The room was very still while Crane paused.
“We’ve tried to locate him, but we lost the scent after we found he had come back from Iowa. We had planned to go back to-night, Drowson and Lapham and Riggs and myself and this other man, and sit under the tree in the yard where twenty-five years ago we’d promised to reach success, before we came back to attend this dinner. I feel sure that this missing man—this lost member of the class, I might say, for I can’t find any one who knows where he is—ought to be there. We think he comes as near success as any one of us.
“We learned years ago at the University that faithful duty really counted; the kind of success we are looking for isn’t always gilt-edged; the band isn’t always playing for it to march by! When I looked up this man I found a good, clean, honest story—a story of devotion and loyalty and the kind of courage that holds out when nobody is looking on or waving hats! I think we all ought to be glad he is a ‘Seventy-six’ man, and that we are not so narrow or ignorant as to count him a lost cause and a failure. I want you to drink a toast to him with me—gentlemen, to the man who does his job in a shadow!”
The whole class came to its feet together!
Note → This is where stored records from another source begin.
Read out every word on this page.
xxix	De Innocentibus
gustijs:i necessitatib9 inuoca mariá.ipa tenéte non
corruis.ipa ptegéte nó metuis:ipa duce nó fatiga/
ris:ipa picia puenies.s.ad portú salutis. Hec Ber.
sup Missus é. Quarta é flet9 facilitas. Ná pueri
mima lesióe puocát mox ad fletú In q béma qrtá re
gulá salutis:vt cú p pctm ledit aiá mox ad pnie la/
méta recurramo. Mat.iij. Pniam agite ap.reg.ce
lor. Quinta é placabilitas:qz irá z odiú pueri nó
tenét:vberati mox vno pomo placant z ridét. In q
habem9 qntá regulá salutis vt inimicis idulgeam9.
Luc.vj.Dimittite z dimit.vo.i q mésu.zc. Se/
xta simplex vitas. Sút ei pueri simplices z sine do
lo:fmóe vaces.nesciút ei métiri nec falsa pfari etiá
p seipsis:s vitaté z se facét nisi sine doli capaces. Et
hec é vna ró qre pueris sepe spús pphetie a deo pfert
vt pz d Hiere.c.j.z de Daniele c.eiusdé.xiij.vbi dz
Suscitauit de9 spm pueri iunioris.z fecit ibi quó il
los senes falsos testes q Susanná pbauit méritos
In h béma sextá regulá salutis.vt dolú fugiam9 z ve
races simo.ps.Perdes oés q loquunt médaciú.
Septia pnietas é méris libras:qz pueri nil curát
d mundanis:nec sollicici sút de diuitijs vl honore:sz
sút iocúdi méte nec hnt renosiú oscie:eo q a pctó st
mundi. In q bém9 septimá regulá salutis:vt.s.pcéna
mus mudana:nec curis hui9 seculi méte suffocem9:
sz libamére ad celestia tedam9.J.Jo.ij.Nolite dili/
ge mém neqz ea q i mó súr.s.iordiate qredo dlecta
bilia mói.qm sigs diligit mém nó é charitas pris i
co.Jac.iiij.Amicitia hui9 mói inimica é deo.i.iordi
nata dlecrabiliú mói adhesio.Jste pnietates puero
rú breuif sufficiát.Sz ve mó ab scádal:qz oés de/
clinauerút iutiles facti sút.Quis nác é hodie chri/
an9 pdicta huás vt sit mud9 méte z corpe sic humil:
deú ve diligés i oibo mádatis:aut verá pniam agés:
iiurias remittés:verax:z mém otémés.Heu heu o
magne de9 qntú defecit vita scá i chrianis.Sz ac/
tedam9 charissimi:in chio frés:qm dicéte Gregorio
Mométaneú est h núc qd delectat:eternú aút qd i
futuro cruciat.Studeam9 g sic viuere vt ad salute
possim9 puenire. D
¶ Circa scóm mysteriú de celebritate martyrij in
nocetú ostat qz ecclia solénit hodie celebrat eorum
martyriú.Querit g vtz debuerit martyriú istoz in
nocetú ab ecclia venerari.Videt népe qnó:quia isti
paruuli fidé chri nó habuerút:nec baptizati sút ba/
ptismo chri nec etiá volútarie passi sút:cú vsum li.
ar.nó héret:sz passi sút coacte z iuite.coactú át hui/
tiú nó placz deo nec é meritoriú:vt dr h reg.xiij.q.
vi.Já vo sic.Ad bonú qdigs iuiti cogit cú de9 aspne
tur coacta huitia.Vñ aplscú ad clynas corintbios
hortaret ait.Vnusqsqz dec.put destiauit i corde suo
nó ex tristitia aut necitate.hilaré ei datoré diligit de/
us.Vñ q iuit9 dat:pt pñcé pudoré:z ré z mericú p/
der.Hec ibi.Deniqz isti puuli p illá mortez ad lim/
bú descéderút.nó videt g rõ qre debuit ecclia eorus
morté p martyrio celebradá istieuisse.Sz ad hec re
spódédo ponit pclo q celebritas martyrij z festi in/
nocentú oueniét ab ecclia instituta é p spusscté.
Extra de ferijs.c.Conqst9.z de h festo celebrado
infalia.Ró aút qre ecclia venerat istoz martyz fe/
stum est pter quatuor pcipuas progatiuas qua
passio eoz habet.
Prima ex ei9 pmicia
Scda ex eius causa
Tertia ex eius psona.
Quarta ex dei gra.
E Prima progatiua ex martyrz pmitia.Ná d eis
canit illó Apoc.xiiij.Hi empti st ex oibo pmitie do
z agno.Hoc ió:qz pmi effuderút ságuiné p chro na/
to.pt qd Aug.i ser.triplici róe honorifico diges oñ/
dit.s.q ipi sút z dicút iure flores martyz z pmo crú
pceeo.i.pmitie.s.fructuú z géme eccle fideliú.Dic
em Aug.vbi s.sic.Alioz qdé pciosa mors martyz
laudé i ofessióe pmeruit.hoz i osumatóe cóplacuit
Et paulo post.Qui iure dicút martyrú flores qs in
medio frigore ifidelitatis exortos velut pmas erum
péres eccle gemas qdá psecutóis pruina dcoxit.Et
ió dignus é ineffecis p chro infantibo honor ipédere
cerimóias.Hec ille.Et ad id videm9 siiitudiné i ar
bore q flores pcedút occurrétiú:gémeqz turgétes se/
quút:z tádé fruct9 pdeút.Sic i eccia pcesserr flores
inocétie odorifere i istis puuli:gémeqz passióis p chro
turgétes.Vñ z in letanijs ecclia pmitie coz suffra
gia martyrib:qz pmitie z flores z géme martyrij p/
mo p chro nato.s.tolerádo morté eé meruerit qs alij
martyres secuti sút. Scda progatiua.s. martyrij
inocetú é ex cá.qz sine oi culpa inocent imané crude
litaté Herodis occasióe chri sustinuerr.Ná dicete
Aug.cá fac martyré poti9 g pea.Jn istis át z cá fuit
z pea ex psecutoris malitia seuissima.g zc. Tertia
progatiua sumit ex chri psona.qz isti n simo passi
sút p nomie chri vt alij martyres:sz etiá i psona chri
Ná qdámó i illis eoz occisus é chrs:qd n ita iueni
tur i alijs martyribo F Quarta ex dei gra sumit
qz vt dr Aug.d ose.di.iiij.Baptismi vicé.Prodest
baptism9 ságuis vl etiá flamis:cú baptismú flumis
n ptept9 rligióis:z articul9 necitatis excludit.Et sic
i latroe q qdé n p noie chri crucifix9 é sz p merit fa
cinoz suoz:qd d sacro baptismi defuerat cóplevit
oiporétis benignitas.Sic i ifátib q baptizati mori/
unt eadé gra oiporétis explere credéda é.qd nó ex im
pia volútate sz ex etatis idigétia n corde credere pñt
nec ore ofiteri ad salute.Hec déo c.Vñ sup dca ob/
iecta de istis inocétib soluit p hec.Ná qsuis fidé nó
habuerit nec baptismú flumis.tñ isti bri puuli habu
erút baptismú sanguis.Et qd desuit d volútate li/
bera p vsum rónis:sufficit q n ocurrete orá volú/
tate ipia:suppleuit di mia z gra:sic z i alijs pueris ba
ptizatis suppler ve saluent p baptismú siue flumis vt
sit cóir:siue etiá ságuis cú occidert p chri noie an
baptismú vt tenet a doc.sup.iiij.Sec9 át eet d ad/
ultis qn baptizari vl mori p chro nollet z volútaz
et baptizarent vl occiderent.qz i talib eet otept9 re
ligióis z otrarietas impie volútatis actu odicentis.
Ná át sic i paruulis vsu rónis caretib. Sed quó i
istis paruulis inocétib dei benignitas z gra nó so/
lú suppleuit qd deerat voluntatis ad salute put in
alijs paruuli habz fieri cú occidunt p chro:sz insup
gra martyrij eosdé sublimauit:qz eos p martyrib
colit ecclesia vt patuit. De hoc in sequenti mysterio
Clews realized that toast was to him. Had his head been cool, he would have arisen with the rest unmarked and unknown—it was the old custom of remaining seated when so honored that betrayed him. It left him a second behind the rest, and the speaker’s big blue eyes were upon him at once. Crane lowered his glass and exclaimed, “Good God!”
Clews stumbled back into his chair. “Seventy-six” raised its voice in a great, generous roar. Clews looked up with wet cheeks and smiled like a pleased boy. This was his class, cheering—and for him!